AbbVie

Associate Director, Regulatory Affairs

Employer
AbbVie
Location
Irvine, CA, United States
Posted
Nov 10, 2020
Ref
203652
Required Education
Bachelors Degree
Position Type
Full time
Envision working with energetic colleagues and inspirational leaders. Now, place yourself in that mix; leading discussions, asking the right questions and driving results.

What Your New Manager Wants You To Know

The Associate Director of Regulatory Affairs - Device/Combination products supports regulatory objectives for the company's development and marketed device/combination products including coordination, management of global submissions and CE technical files/design dossiers. Directs and supports submission activities for a variety of device regulatory approvals including CE mark, US PMAs, US IDEs, US 510(k), post-approval reports, annual reports, export certificates, establishment registrations and device listings. Supports the development of the device regulatory strategy and provides device input into the preparation and maintenance of chemistry, manufacturing and controls (CMC) device sections of regulatory submissions, responses to Agency questions for worldwide registration and lifecycle management for the assigned medical device or device aspect of combination products. Supports regulatory intelligence and policy activities in monitoring regulatory pathways, legislation updates, policies and initiatives that could impact initial product submissions, marketed products. Support AbbVie at Regulatory Authority/Notified Body project-specific meetings as well as industry meetings. Provide regulatory support, project management and leadership for the (Medical Device Regulation - MDR and IVDR) implementation globally. Supports due diligence activities and Agency audits/inspections as needed. The employee must carry out his/her responsibilities in compliance with all relevant laws, regulations and regulatory guidance as well as all AbbVie policies and procedures.

YOU ARE more than just a title, YOU ARE...

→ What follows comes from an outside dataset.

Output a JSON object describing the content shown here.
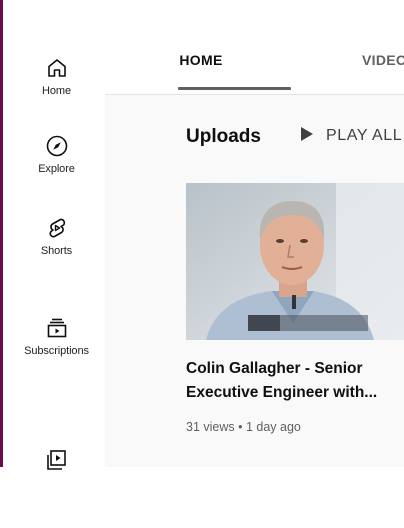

First class team player : collaborate across multiple disciplines to ensure compliance and ability to influence cross-functional teams and senior leadership.

You Will
  • Lead and/or support device/combo product development and global filing activities from a regulatory standpoint from initial product concept through life cycle management of the device/combination product.
  • Support regulatory submissions, regulatory operations, field actions, change control, lifecycle management, interactions with regulatory agencies/Notified Bodies, technical file/design dossier management and approval of EC Declaration of Conformity as applicable, per product type. In addition, the incumbent is the key regulatory contact for Quality, Medical Safety and International Regulatory Affairs.
  • Provide regulatory policy, intelligence interpretation and strategy (e.g. Medical Device Regulation) for device/combination products to support global regulatory plans, due diligence, integrations and divestitures.
  • Act as a key regulatory advisor to provide strategy and leadership by partnering with operating units on the implementation and training of regulatory requirements. Cultivate meaningful and credible partnerships with external subject matter experts, Notified Bodies and regulatory agencies in the development of regulatory policies and assessments. Participate in and contributes to industry and professional meetings to maintain competency on regulatory policy issues. In addition, the incumbent is the key regulatory contact for Quality, Medical Safety, International Regulatory Affairs and external third-party regulatory experts.
  • Provide leadership, remains accessible and coach employees when needed; maintains high levels of work and employee accountability. Support and develop global regulatory teams to meet company objectives. In addition, the incumbent is the key regulatory contact for International Regulatory Affairs.

#LI-PD1

Qualifications

You Bring
  • Bachelor's degree in scientific discipline is required. A Master's degree in a scientific discipline or regulatory and/or law discipline or J.D. is highly desirable.
  • 8 years of regulatory experience in the medical device/combination products industry; OR a Master's degree, or JD with a minimum of 6 years of Regulatory experience in the medical device and combination products industry.
  • Experience in the CE Marking process, global regulatory strategy and regulatory submission process. Sound technical skills including working knowledge of medical device and combination products. Experience with eCTD tools and EDMS applications.
  • Strong knowledge of global regulatory intelligence and policy to analyze external regulatory trends and internal compliance trends, making recommendations to senior management to drive proactive initiatives to ensure compliance for Device/Combination Products.
  • Strong knowledge of global regulatory intelligence and policy to analyze external regulatory trends and internal compliance trends, making recommendations to senior management to drive proactive initiatives to ensure compliance for Device/Combination Products.
  • Ability to travel up to 15 % of time

In this role, we're looking for a leader who will :
  • Act as an Owner
  • Be Excellence Focused
  • Act as an Influencer


Job Type
Standard

Schedule
Full-time

Equal Employment Opportunity
At Allergan, we value bringing together individuals from diverse backgrounds to develop new and innovative solutions for patients. As an equal opportunity employer we do not discriminate on the basis of race, color, religion, national origin, age, sex (including pregnancy), physical or mental disability, medical condition, genetic information gender identity or expression, sexual orientation, marital status, protected veteran status, or any other legally protected characteristic.